Aggressive metastatic breast cancer is responsible for the deaths of more than 40,000 people per year in the U.S., despite the best efforts of researchers and clinical oncologists. The disappointing outcomes associated with a number of treatment strategies designed to prevent breast tumor growth and metastatic spread show that we still have a long way to go toward devising better strategies to block these events. However, an important development in the field of cancer research could offer exciting new possibilities toward achieving beneficial clinical results against the more aggressive cases of breast cancer. This has to do with the ability of aggressive breast cancer cells to generate a specific class of secretory vesicles, referred to as exosomes. These vesicles function as “satellites of communication”, as they are shed from “donor” cancer cells and travel to secondary sites, making these sites highly receptive to metastatic spread. Recently, I made an exciting discovery regarding how breast cancer cells might be ‘primed’ to become invasive, an early step in the metastatic process.

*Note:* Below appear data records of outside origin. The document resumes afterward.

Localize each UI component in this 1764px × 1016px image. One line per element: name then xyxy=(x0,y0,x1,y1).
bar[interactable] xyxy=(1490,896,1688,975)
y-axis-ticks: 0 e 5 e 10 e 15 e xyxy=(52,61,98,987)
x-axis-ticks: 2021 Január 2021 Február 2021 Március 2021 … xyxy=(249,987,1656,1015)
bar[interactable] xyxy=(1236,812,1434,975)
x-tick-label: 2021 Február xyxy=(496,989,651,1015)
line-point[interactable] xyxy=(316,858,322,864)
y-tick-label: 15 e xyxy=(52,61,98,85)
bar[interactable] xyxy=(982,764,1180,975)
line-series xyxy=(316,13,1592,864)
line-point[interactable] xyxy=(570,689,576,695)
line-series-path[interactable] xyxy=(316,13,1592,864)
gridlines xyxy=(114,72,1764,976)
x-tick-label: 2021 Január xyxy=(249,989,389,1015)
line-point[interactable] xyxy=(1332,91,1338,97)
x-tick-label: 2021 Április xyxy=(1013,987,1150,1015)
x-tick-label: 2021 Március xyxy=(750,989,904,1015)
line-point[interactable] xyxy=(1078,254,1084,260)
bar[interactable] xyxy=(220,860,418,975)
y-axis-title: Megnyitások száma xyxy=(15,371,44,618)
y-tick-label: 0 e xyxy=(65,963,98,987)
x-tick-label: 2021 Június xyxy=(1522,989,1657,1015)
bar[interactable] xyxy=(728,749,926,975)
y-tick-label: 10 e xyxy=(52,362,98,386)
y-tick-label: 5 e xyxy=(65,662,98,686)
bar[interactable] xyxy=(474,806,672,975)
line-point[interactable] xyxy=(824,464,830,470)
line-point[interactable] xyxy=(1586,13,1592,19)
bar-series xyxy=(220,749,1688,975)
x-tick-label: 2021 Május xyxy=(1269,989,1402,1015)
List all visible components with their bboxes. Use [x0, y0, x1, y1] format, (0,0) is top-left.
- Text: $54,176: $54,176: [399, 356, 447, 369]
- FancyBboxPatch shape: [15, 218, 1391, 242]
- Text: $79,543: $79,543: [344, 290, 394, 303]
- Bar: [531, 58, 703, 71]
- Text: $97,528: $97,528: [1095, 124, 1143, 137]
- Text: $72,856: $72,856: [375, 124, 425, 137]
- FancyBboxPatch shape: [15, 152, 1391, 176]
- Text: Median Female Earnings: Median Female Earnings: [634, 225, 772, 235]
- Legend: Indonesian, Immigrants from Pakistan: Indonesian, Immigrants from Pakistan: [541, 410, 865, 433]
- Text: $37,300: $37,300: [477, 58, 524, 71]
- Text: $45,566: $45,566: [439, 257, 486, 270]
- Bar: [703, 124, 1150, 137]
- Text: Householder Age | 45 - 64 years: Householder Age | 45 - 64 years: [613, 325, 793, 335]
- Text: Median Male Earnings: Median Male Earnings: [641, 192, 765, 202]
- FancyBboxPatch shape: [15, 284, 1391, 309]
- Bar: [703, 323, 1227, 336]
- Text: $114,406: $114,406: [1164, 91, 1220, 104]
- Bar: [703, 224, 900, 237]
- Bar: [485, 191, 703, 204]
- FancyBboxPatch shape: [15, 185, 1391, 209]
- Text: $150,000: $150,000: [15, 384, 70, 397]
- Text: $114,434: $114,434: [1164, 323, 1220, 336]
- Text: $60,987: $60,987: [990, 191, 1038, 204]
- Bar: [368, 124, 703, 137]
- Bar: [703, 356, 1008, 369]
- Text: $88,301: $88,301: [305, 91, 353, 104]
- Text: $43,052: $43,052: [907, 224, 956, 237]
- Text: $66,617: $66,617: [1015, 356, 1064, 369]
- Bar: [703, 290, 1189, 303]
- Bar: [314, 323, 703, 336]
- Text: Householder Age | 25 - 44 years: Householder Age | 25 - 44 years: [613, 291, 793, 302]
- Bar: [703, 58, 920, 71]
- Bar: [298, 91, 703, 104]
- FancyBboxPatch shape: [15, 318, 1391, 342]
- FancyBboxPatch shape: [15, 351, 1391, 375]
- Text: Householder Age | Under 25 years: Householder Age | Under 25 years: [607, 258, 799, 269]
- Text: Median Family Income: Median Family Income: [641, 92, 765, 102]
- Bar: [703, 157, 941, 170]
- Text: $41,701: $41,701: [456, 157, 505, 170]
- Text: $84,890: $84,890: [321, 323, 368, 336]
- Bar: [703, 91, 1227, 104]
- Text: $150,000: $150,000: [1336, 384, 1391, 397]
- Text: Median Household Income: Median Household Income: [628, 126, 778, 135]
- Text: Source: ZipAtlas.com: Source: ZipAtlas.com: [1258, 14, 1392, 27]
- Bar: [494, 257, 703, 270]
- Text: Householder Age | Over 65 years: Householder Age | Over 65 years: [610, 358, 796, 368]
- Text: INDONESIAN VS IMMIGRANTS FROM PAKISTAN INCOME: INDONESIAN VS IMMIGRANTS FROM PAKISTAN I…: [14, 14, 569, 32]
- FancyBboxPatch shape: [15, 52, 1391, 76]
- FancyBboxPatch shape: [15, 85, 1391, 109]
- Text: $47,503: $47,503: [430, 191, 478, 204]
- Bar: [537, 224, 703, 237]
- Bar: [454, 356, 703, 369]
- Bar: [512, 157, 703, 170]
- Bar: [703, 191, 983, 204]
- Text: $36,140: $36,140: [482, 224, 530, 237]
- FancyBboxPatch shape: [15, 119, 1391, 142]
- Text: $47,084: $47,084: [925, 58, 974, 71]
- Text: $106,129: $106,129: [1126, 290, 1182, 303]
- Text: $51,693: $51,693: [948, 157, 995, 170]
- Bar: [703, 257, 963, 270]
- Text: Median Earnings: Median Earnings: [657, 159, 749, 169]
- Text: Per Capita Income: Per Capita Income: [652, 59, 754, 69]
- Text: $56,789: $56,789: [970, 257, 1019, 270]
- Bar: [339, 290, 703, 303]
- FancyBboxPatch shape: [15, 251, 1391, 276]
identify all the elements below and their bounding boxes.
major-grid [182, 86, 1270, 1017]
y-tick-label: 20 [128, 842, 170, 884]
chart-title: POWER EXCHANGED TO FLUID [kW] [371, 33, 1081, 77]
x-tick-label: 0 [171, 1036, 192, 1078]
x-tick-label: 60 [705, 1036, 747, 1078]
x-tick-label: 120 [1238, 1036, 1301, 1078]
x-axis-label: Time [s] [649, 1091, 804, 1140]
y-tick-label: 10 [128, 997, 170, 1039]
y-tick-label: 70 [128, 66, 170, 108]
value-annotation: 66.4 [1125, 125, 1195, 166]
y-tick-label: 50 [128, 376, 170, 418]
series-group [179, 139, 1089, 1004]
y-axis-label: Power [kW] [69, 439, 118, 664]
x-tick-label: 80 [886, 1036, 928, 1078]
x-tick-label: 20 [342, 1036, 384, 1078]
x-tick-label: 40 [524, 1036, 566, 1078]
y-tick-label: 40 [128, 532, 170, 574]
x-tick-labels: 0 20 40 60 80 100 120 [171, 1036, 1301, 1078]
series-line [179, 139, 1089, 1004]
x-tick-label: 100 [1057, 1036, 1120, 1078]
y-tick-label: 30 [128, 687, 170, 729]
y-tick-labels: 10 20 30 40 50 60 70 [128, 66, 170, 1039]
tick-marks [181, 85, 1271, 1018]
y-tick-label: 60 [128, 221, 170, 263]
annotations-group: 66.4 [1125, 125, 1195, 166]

Specifically, I have established a novel connection between the reduced expression of a protein called Sirtuin 1 (SIRT1) in breast cancer cells and the functional impairment of a key intracellular organelle (called the lysosome), which results in a marked increase in the number of exosomes produced and shed by the SIRT1-depleted cells. I further discovered that these exosomes contain unique cargo that greatly enhances metastatic potential. Moreover, I found that breast cancer cells with low levels of SIRT1 also secrete enzymes that enable cells to break free from their primary sites and enter the blood stream to spread to new sites and undergo metastasis. Armed with this new information, I will set out to further characterize what I believe to be novel insights into the underlying mechanisms of metastatic breast cancer.The expectation is that from the results of these studies, new strategies will emerge that will help to defeat this devastating disease.